First time here, I hope I'm posting this in the right area.

Please note that while the linked document contains names and addresses, it from a public database and is therefore not a breach of any kind of data protection (United Kingdom's company database from the official government website).

Anyway, what I am struggling with is the inconsistent data output. In the attached file, taking row 1353 as an example, the data shows 'country_of_residence' in the column headed 'premises'.

What I am trying to figure out is how to create a set of steps / queries in order to correctly align the data based on the column headers, as the headers will not change. Once the data is properly aligned, I will then cleanse it and remove all speech marks etc - the easy bit.

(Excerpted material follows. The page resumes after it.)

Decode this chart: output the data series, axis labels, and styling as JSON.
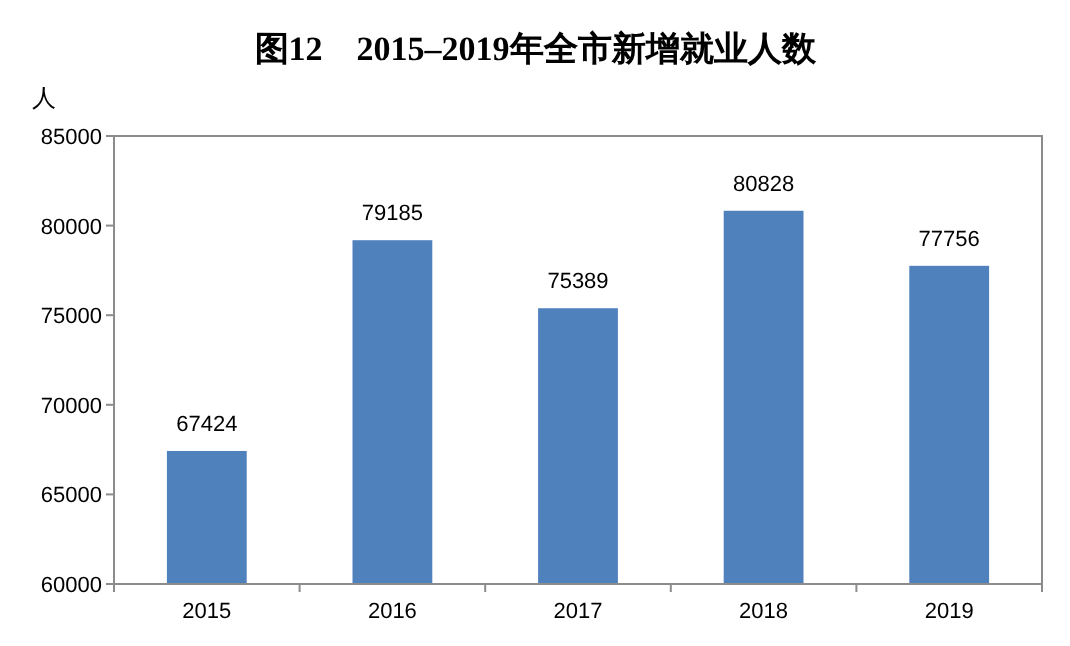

I've toyed with it, and can filter out the records that do not match the column headers, but I cannot figure out how to reassign them to the correct column.

Please could someone offer an insight in to how this is possible?

Thanks,

Ben

File is downloadable from Google Drive (in .xlsx format) here: https://drive.google.com/open?id=1JMtxILfIvSCDfoTboqEx9kXAP8QofK3T


----------



## jenksdev (Sep 15, 2019)

peter789 said:


> Ben,
> Am I correct in thinking this is a JSON format file?
> Could I suggest you save the file to your PC then connect to PQ with the from web option. I haven't used this technique myself but for the URL you need to type file:\followed by the path to your .json file.
> 
> Peter



Hi Peter,

It's from here: http://download.companieshouse.gov.uk/en_pscdata.html - PSC data as one file

It's a 5GB file though, and it downloads as a .txt

Thank you for your help on this one!

Ben


----------



## jenksdev (Sep 15, 2019)

sandy666 said:


> is that what you want?
> 
> first ten rows...
> 
> ...




This is almost exactly what I am looking for, yes! 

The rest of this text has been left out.